British car manufacturing output declined by almost 11% in July to 108,239 units, according to figures released Thursday by the Society of Motor Manufacturers and Traders. This was the 14th successive month of decline as ongoing weakness in major EU and Asian markets coupled with some key model changes affected performance.
Production for export fell by 15% in the month, although overseas demand remained the main driver of overall volumes, accounting for 8 in 10 cars built, the association said.
Output for the domestic market rose by 10%, or just fewer than 2,000 units, following a steep 35% fall in July last year, when multiple factors — including preparation for WLTP — affected output.
Year-to-date, some 774,760 cars have been made in Britain, 180,864 fewer than in the same period last year, representing a fall of 19%. With exports accounting for the vast majority of orders, their decline is primarily responsible for the overall fall in output with overseas shipments down by 20% since January, while year-on-year production for the UK is down by almost 14%.

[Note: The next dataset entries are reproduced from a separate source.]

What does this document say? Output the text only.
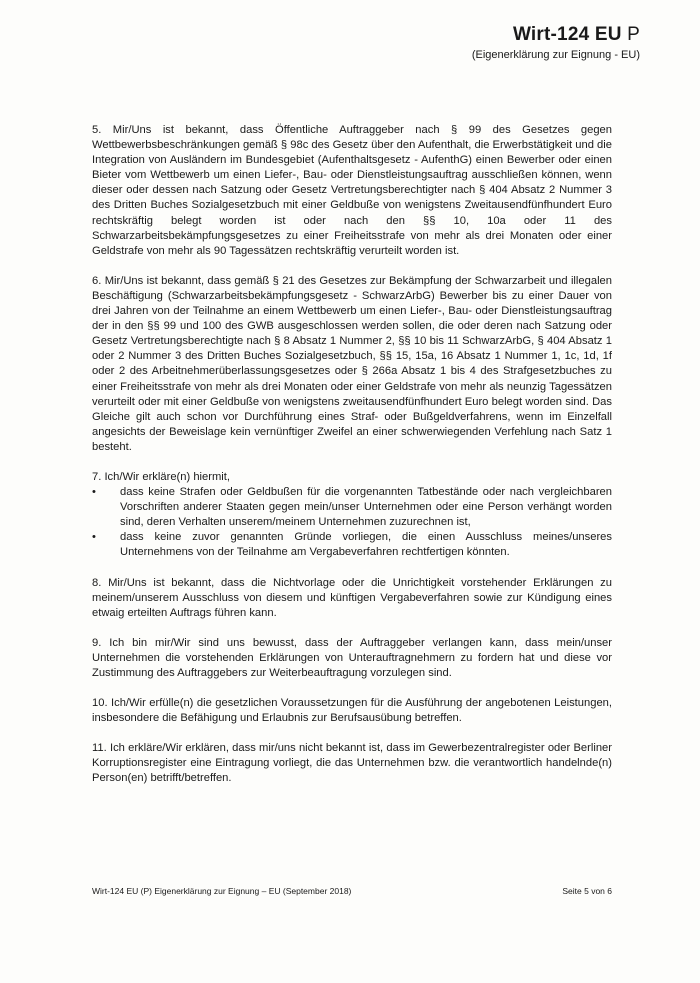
Wirt-124 EU P
(Eigenerklärung zur Eignung - EU)

5. Mir/Uns ist bekannt, dass Öffentliche Auftraggeber nach § 99 des Gesetzes gegen Wettbewerbsbeschränkungen gemäß § 98c des Gesetz über den Aufenthalt, die Erwerbstätigkeit und die Integration von Ausländern im Bundesgebiet (Aufenthaltsgesetz - AufenthG) einen Bewerber oder einen Bieter vom Wettbewerb um einen Liefer-, Bau- oder Dienstleistungsauftrag ausschließen können, wenn dieser oder dessen nach Satzung oder Gesetz Vertretungsberechtigter nach § 404 Absatz 2 Nummer 3 des Dritten Buches Sozialgesetzbuch mit einer Geldbuße von wenigstens Zweitausendfünfhundert Euro rechtskräftig belegt worden ist oder nach den §§ 10, 10a oder 11 des Schwarzarbeitsbekämpfungsgesetzes zu einer Freiheitsstrafe von mehr als drei Monaten oder einer Geldstrafe von mehr als 90 Tagessätzen rechtskräftig verurteilt worden ist.

6. Mir/Uns ist bekannt, dass gemäß § 21 des Gesetzes zur Bekämpfung der Schwarzarbeit und illegalen Beschäftigung (Schwarzarbeitsbekämpfungsgesetz - SchwarzArbG) Bewerber bis zu einer Dauer von drei Jahren von der Teilnahme an einem Wettbewerb um einen Liefer-, Bau- oder Dienstleistungsauftrag der in den §§ 99 und 100 des GWB ausgeschlossen werden sollen, die oder deren nach Satzung oder Gesetz Vertretungsberechtigte nach § 8 Absatz 1 Nummer 2, §§ 10 bis 11 SchwarzArbG, § 404 Absatz 1 oder 2 Nummer 3 des Dritten Buches Sozialgesetzbuch, §§ 15, 15a, 16 Absatz 1 Nummer 1, 1c, 1d, 1f oder 2 des Arbeitnehmerüberlassungsgesetzes oder § 266a Absatz 1 bis 4 des Strafgesetzbuches zu einer Freiheitsstrafe von mehr als drei Monaten oder einer Geldstrafe von mehr als neunzig Tagessätzen verurteilt oder mit einer Geldbuße von wenigstens zweitausendfünfhundert Euro belegt worden sind. Das Gleiche gilt auch schon vor Durchführung eines Straf- oder Bußgeldverfahrens, wenn im Einzelfall angesichts der Beweislage kein vernünftiger Zweifel an einer schwerwiegenden Verfehlung nach Satz 1 besteht.

7. Ich/Wir erkläre(n) hiermit,

• dass keine Strafen oder Geldbußen für die vorgenannten Tatbestände oder nach vergleichbaren Vorschriften anderer Staaten gegen mein/unser Unternehmen oder eine Person verhängt worden sind, deren Verhalten unserem/meinem Unternehmen zuzurechnen ist,
• dass keine zuvor genannten Gründe vorliegen, die einen Ausschluss meines/unseres Unternehmens von der Teilnahme am Vergabeverfahren rechtfertigen könnten.

8. Mir/Uns ist bekannt, dass die Nichtvorlage oder die Unrichtigkeit vorstehender Erklärungen zu meinem/unserem Ausschluss von diesem und künftigen Vergabeverfahren sowie zur Kündigung eines etwaig erteilten Auftrags führen kann.

9. Ich bin mir/Wir sind uns bewusst, dass der Auftraggeber verlangen kann, dass mein/unser Unternehmen die vorstehenden Erklärungen von Unterauftragnehmern zu fordern hat und diese vor Zustimmung des Auftraggebers zur Weiterbeauftragung vorzulegen sind.

10. Ich/Wir erfülle(n) die gesetzlichen Voraussetzungen für die Ausführung der angebotenen Leistungen, insbesondere die Befähigung und Erlaubnis zur Berufsausübung betreffen.

11. Ich erkläre/Wir erklären, dass mir/uns nicht bekannt ist, dass im Gewerbezentralregister oder Berliner Korruptionsregister eine Eintragung vorliegt, die das Unternehmen bzw. die verantwortlich handelnde(n) Person(en) betrifft/betreffen.

Wirt-124 EU (P) Eigenerklärung zur Eignung – EU (September 2018)	Seite 5 von 6
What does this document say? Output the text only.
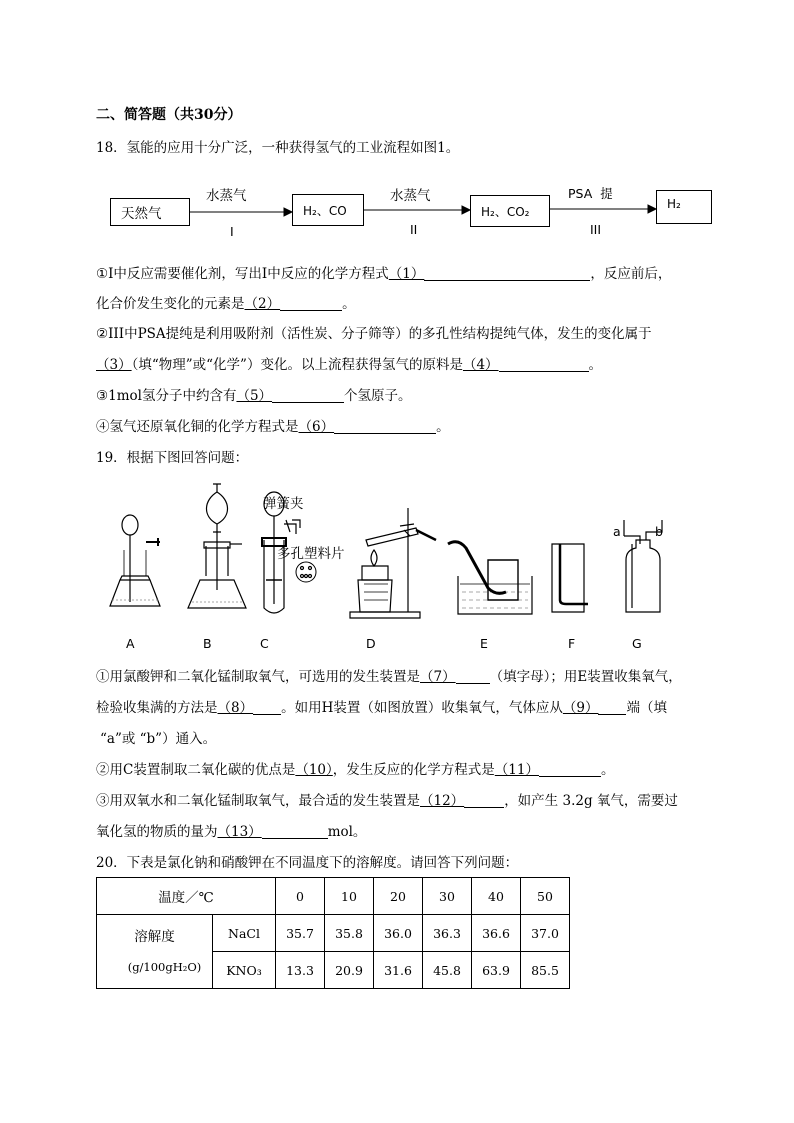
二、简答题（共30分）
18．氢能的应用十分广泛，一种获得氢气的工业流程如图1。
天然气	H₂、CO	H₂、CO₂
H₂
水蒸气
I
水蒸气
II
PSA  提
III
①I中反应需要催化剂，写出I中反应的化学方程式（1）	，反应前后，
化合价发生变化的元素是（2）	。
②III中PSA提纯是利用吸附剂（活性炭、分子筛等）的多孔性结构提纯气体，发生的变化属于
（3）（填“物理”或“化学”）变化。以上流程获得氢气的原料是（4）	。
③1mol氢分子中约含有（5）	个氢原子。
④氢气还原氧化铜的化学方程式是（6）	。
19．根据下图回答问题：
弹簧夹
多孔塑料片
a	b
A	B	C	D	E	F	G
①用氯酸钾和二氧化锰制取氧气，可选用的发生装置是（7）	（填字母）；用E装置收集氧气，
检验收集满的方法是（8） 。如用H装置（如图放置）收集氧气，气体应从（9） 端（填
“a”或 “b”）通入。
②用C装置制取二氧化碳的优点是（10），发生反应的化学方程式是（11）	。
③用双氧水和二氧化锰制取氧气，最合适的发生装置是（12）	，如产生 3.2g 氧气，需要过
氧化氢的物质的量为（13）	mol。
20．下表是氯化钠和硝酸钾在不同温度下的溶解度。请回答下列问题：
温度／℃		0	10	20	30	40	50

溶解度
(g/100gH₂O)	NaCl	35.7	35.8	36.0	36.3	36.6	37.0
	KNO₃	13.3	20.9	31.6	45.8	63.9	85.5
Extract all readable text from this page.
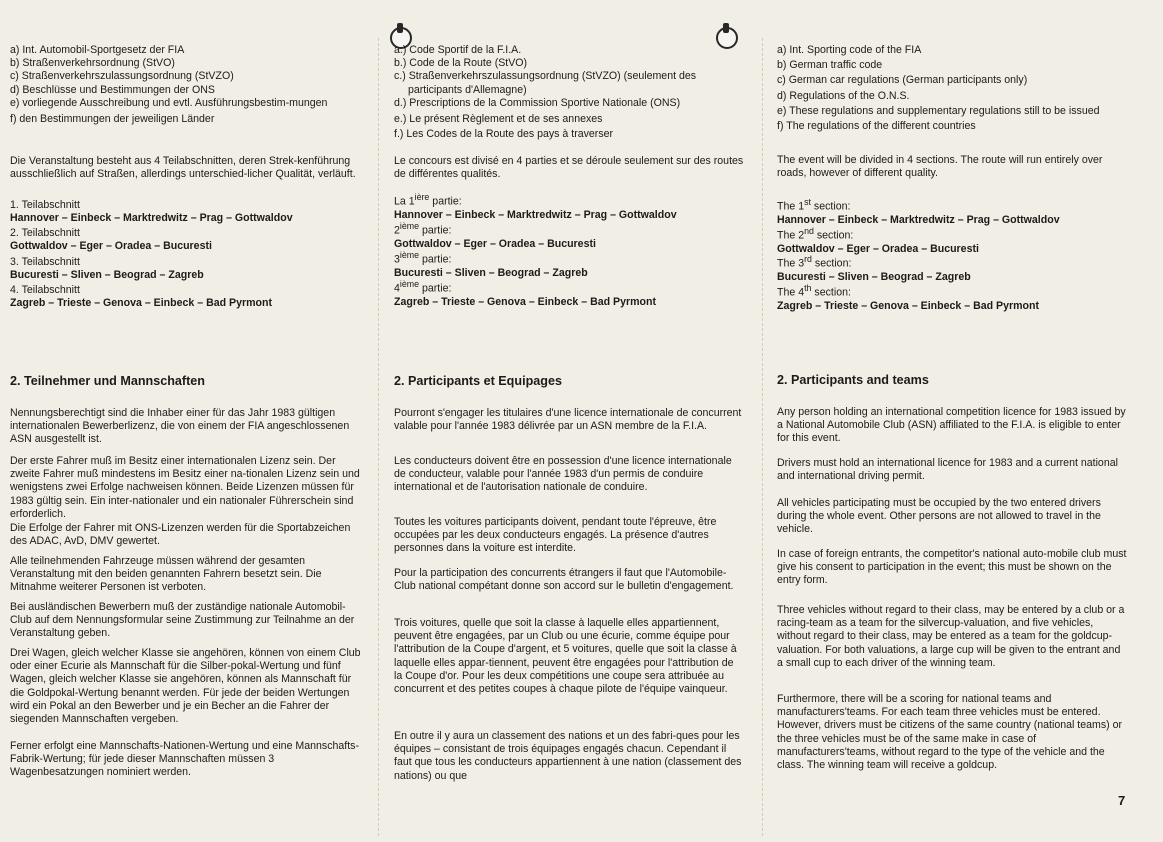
a) Int. Automobil-Sportgesetz der FIA

b) Straßenverkehrsordnung (StVO)

c) Straßenverkehrszulassungsordnung (StVZO)

d) Beschlüsse und Bestimmungen der ONS

e) vorliegende Ausschreibung und evtl. Ausführungsbestim-mungen

f) den Bestimmungen der jeweiligen Länder

Die Veranstaltung besteht aus 4 Teilabschnitten, deren Strek-kenführung ausschließlich auf Straßen, allerdings unterschied-licher Qualität, verläuft.

1. Teilabschnitt

Hannover – Einbeck – Marktredwitz – Prag – Gottwaldov

2. Teilabschnitt

Gottwaldov – Eger – Oradea – Bucuresti

3. Teilabschnitt

Bucuresti – Sliven – Beograd – Zagreb

4. Teilabschnitt

Zagreb – Trieste – Genova – Einbeck – Bad Pyrmont

2. Teilnehmer und Mannschaften

Nennungsberechtigt sind die Inhaber einer für das Jahr 1983 gültigen internationalen Bewerberlizenz, die von einem der FIA angeschlossenen ASN ausgestellt ist.

Der erste Fahrer muß im Besitz einer internationalen Lizenz sein. Der zweite Fahrer muß mindestens im Besitz einer na-tionalen Lizenz sein und wenigstens zwei Erfolge nachweisen können. Beide Lizenzen müssen für 1983 gültig sein. Ein inter-nationaler und ein nationaler Führerschein sind erforderlich.

Die Erfolge der Fahrer mit ONS-Lizenzen werden für die Sportabzeichen des ADAC, AvD, DMV gewertet.

Alle teilnehmenden Fahrzeuge müssen während der gesamten Veranstaltung mit den beiden genannten Fahrern besetzt sein. Die Mitnahme weiterer Personen ist verboten.

Bei ausländischen Bewerbern muß der zuständige nationale Automobil-Club auf dem Nennungsformular seine Zustimmung zur Teilnahme an der Veranstaltung geben.

Drei Wagen, gleich welcher Klasse sie angehören, können von einem Club oder einer Ecurie als Mannschaft für die Silber-pokal-Wertung und fünf Wagen, gleich welcher Klasse sie angehören, können als Mannschaft für die Goldpokal-Wertung benannt werden. Für jede der beiden Wertungen wird ein Pokal an den Bewerber und je ein Becher an die Fahrer der siegenden Mannschaften vergeben.

Ferner erfolgt eine Mannschafts-Nationen-Wertung und eine Mannschafts-Fabrik-Wertung; für jede dieser Mannschaften müssen 3 Wagenbesatzungen nominiert werden.

a.) Code Sportif de la F.I.A.

b.) Code de la Route (StVO)

c.) Straßenverkehrszulassungsordnung (StVZO) (seulement des participants d'Allemagne)

d.) Prescriptions de la Commission Sportive Nationale (ONS)

e.) Le présent Règlement et de ses annexes

f.) Les Codes de la Route des pays à traverser

Le concours est divisé en 4 parties et se déroule seulement sur des routes de différentes qualités.

La $1^{ière}$ partie:

Hannover – Einbeck – Marktredwitz – Prag – Gottwaldov

2ième partie:

Gottwaldov – Eger – Oradea – Bucuresti

3ième partie:

Bucuresti – Sliven – Beograd – Zagreb

4ième partie:

Zagreb – Trieste – Genova – Einbeck – Bad Pyrmont

2. Participants et Equipages

Pourront s'engager les titulaires d'une licence internationale de concurrent valable pour l'année 1983 délivrée par un ASN membre de la F.I.A.

Les conducteurs doivent être en possession d'une licence internationale de conducteur, valable pour l'année 1983 d'un permis de conduire international et de l'autorisation nationale de conduire.

Toutes les voitures participants doivent, pendant toute l'épreuve, être occupées par les deux conducteurs engagés. La présence d'autres personnes dans la voiture est interdite.

Pour la participation des concurrents étrangers il faut que l'Automobile-Club national compétant donne son accord sur le bulletin d'engagement.

Trois voitures, quelle que soit la classe à laquelle elles appartiennent, peuvent être engagées, par un Club ou une écurie, comme équipe pour l'attribution de la Coupe d'argent, et 5 voitures, quelle que soit la classe à laquelle elles appar-tiennent, peuvent être engagées pour l'attribution de la Coupe d'or. Pour les deux compétitions une coupe sera attribuée au concurrent et des petites coupes à chaque pilote de l'équipe vainqueur.

En outre il y aura un classement des nations et un des fabri-ques pour les équipes – consistant de trois équipages engagés chacun. Cependant il faut que tous les conducteurs appartiennent à une nation (classement des nations) ou que

a) Int. Sporting code of the FIA

b) German traffic code

c) German car regulations (German participants only)

d) Regulations of the O.N.S.

e) These regulations and supplementary regulations still to be issued

f) The regulations of the different countries

The event will be divided in 4 sections. The route will run entirely over roads, however of different quality.

The 1st section:

Hannover – Einbeck – Marktredwitz – Prag – Gottwaldov

The 2nd section:

Gottwaldov – Eger – Oradea – Bucuresti

The 3rd section:

Bucuresti – Sliven – Beograd – Zagreb

The 4th section:

Zagreb – Trieste – Genova – Einbeck – Bad Pyrmont

2. Participants and teams

Any person holding an international competition licence for 1983 issued by a National Automobile Club (ASN) affiliated to the F.I.A. is eligible to enter for this event.

Drivers must hold an international licence for 1983 and a current national and international driving permit.

All vehicles participating must be occupied by the two entered drivers during the whole event. Other persons are not allowed to travel in the vehicle.

In case of foreign entrants, the competitor's national auto-mobile club must give his consent to participation in the event; this must be shown on the entry form.

Three vehicles without regard to their class, may be entered by a club or a racing-team as a team for the silvercup-valuation, and five vehicles, without regard to their class, may be entered as a team for the goldcup-valuation. For both valuations, a large cup will be given to the entrant and a small cup to each driver of the winning team.

Furthermore, there will be a scoring for national teams and manufacturers'teams. For each team three vehicles must be entered. However, drivers must be citizens of the same country (national teams) or the three vehicles must be of the same make in case of manufacturers'teams, without regard to the type of the vehicle and the class. The winning team will receive a goldcup.

7
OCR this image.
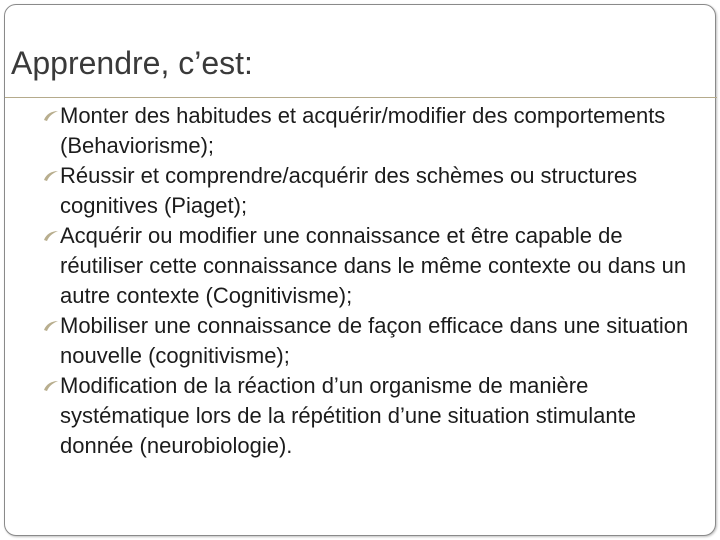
Apprendre, c’est:
Monter des habitudes et acquérir/modifier des comportements (Behaviorisme);
Réussir et comprendre/acquérir des schèmes ou structures cognitives (Piaget);
Acquérir ou modifier une connaissance et être capable de réutiliser cette connaissance dans le même contexte ou dans un autre contexte (Cognitivisme);
Mobiliser une connaissance de façon efficace dans une situation nouvelle (cognitivisme);
Modification de la réaction d’un organisme de manière systématique lors de la répétition d’une situation stimulante donnée (neurobiologie).
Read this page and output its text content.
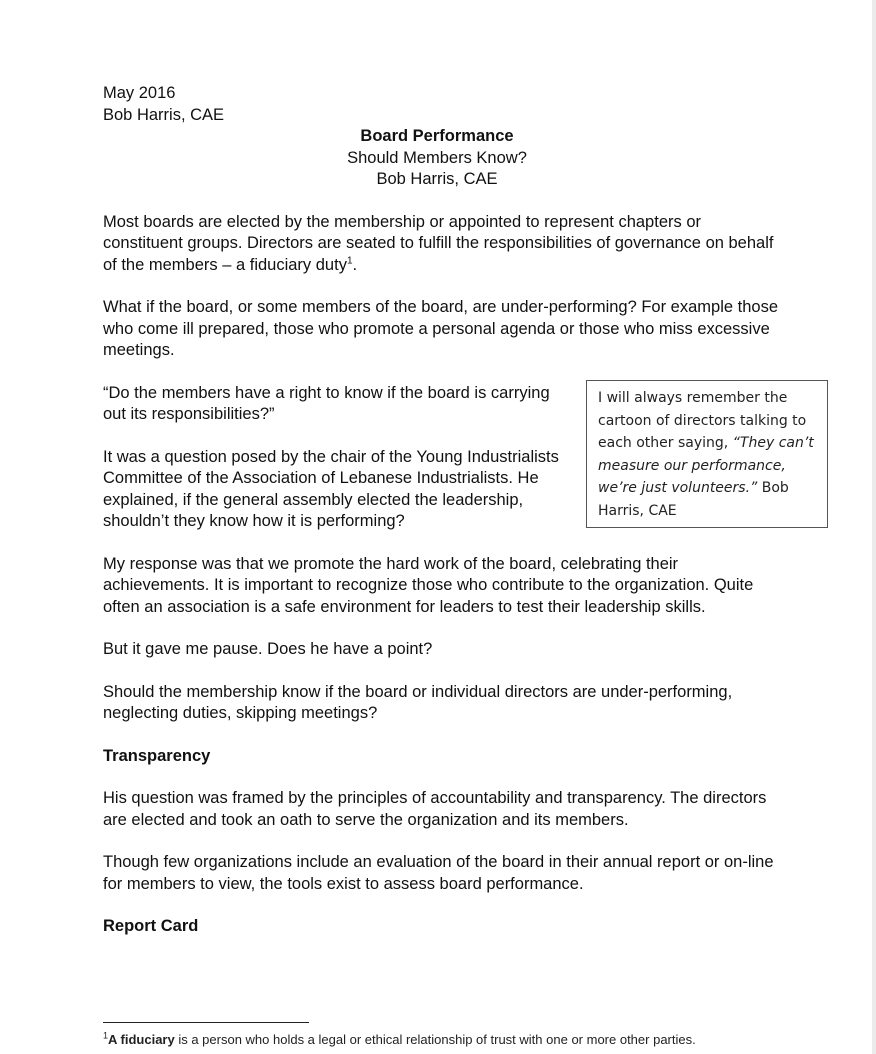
May 2016
Bob Harris, CAE
Board Performance
Should Members Know?
Bob Harris, CAE

Most boards are elected by the membership or appointed to represent chapters or constituent groups. Directors are seated to fulfill the responsibilities of governance on behalf of the members – a fiduciary duty$^1$.

What if the board, or some members of the board, are under-performing? For example those who come ill prepared, those who promote a personal agenda or those who miss excessive meetings.

“Do the members have a right to know if the board is carrying out its responsibilities?”

It was a question posed by the chair of the Young Industrialists Committee of the Association of Lebanese Industrialists. He explained, if the general assembly elected the leadership, shouldn’t they know how it is performing?

My response was that we promote the hard work of the board, celebrating their achievements. It is important to recognize those who contribute to the organization. Quite often an association is a safe environment for leaders to test their leadership skills.

But it gave me pause. Does he have a point?

Should the membership know if the board or individual directors are under-performing, neglecting duties, skipping meetings?

Transparency

His question was framed by the principles of accountability and transparency. The directors are elected and took an oath to serve the organization and its members.

Though few organizations include an evaluation of the board in their annual report or on-line for members to view, the tools exist to assess board performance.

Report Card

I will always remember the cartoon of directors talking to each other saying, “They can’t measure our performance, we’re just volunteers.” Bob Harris, CAE
$^1$A fiduciary is a person who holds a legal or ethical relationship of trust with one or more other parties.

“Another month of decline for UK car manufacturing is a serious concern. The sector is overwhelmingly reliant on exports and the global headwinds are strong, with escalating trade tensions, softening demand and significant technological change,” SMMT Chief Executive Mike Hawes said, again underlining the importance of maintaining the UK’s global competitiveness with a Brexit deal “to unlock investment and safeguard the long-term future of a sector which has recently been such an international success story.”